Going Electric

Following the US lead, Canada has slapped a 100 per cent tariff on electric vehicles imported from China. So much for fighting climate change.

The decision highlights the challenges to being in government. Canada’s Liberals paint themselves as climate warriors, indeed as climate saviors, fighting for the environment. They want us all to drive electric vehicles, even if there is no infrastructure to support them. They have poured billions of dollars into subsidies for battery manufacturing plants, as well as subsiding every electric vehicle sold here.

The signature Liberal policy is a carbon tax that has raised the price of everything. (With, I might add, no proven environmental benefit. People aren’t consuming less, they are just paying more.) Electric vehicles are , they say, not just the way of the future but what we need to be driving now.

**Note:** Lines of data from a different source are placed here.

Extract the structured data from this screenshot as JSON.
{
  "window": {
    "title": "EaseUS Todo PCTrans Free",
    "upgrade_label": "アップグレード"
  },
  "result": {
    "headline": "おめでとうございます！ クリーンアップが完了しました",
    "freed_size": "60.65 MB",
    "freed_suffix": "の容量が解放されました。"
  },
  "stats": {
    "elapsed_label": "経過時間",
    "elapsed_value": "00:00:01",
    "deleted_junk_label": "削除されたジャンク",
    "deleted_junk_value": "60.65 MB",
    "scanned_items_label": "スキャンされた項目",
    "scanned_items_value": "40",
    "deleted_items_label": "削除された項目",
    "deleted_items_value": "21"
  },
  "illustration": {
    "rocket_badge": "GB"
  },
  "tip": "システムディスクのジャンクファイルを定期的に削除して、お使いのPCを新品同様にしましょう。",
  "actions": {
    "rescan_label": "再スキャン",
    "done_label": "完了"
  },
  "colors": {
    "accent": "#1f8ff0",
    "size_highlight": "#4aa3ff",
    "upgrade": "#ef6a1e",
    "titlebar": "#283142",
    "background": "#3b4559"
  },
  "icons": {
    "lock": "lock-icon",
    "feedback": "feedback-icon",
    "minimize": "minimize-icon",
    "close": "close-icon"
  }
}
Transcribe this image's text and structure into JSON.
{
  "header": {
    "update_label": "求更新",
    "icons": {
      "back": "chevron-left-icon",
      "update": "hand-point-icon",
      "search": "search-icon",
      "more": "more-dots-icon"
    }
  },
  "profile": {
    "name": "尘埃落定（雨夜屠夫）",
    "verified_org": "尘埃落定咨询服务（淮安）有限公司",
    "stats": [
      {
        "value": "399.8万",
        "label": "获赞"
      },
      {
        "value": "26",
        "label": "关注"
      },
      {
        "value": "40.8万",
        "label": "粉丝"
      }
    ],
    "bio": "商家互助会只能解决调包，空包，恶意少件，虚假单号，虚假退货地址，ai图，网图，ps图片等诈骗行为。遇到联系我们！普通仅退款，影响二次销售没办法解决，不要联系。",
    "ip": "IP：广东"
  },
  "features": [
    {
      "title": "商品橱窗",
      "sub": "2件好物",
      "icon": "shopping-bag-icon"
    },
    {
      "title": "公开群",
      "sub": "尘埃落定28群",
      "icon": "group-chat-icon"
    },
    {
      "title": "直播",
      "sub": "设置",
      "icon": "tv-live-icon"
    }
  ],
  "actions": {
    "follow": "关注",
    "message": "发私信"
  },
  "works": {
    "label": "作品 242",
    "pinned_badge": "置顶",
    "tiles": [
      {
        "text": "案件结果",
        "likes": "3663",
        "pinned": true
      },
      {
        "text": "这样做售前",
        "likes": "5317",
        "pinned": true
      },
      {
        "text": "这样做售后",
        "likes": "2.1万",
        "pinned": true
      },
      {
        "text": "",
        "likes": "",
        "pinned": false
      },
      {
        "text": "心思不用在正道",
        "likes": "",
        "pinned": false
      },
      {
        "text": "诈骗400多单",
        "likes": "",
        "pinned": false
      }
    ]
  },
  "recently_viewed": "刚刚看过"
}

Which makes the tariff difficult to justify. The average price of a new electric vehicle in Canada is almost $75,000. The Chinese were offering a vehicle for $17,000. That would certainly catch my attention, if it was a quality vehicle. Even with the infrastructure issue, I might consider going electric at that price. .

Does it make climate sense to restrict the sales of vehicles that are one fifth of the cost of a new Tesla? Of course not.

The suspicion though is that the Chinese vehicles are themselves subsidized, part of a Communist plot to take away Canadian jobs. Certainly it is true that with lower wages they can make vehicles cheaper than we can. The question is one of whether we want to maintain local production of anything, or just outsource our economy to China.

The government has decided, in this case anyway, to opt to protect Canadian industry. I might have done the same thing if the decision was mine to make. But it pretty much guarantees my next vehicle purchase won’t be electric. I’m not paying luxury prices for something that is going to complicate my driving. And from what I have seen, finding a charging station in working order can be complicated.

It didn’t have to be this way. In theory anyway.

This summer I read a biography of Elon Musk, the driving force behind Tesla (and other companies). It was mentioned that in his youth he was a big fan of science fiction author Robert Heinlein. I was too – still am in fact, or at least of his writing.

Musk would surely be well acquainted with Heinlein’s vision for non-combustion engine vehicles. In Heinlein’s universe they were powered by a type of battery called a Shipstone. When your charge ran low, you pulled up to a service station, swapped a new Shipstone for your depleted one and you were on your way. No waiting around half an hour to charge a battery, and faster than filling up a tank of gas.

Why didn’t Musk insist on his engineers coming up with something like that for Tesla? I’d buy one. Maybe he tried and failed.

I’m not sure cheap Chinese electric vehicles will save the planet. Or electric vehicles from anywhere else. The electricity has to come from somewhere, and how it is generated will determine the environmental impact. Some countries, including China, are still burning coal, which probably offsets any environmental benefit from using an electric vehicle.

Still, when you call it a climate crisis or a climate emergency and make politically motivated choices that favor other things beside the environmental benefits, it weakens your argument somewhat. In slapping 100 per cent tariffs on Chinese electric vehicles, both Canada’s and America’s leaders have weakened their arguments on the need for drastic action.

I guess they’ll have to live with their decisions and accept it when the suggestion is made that their actions are somewhat hypocritical.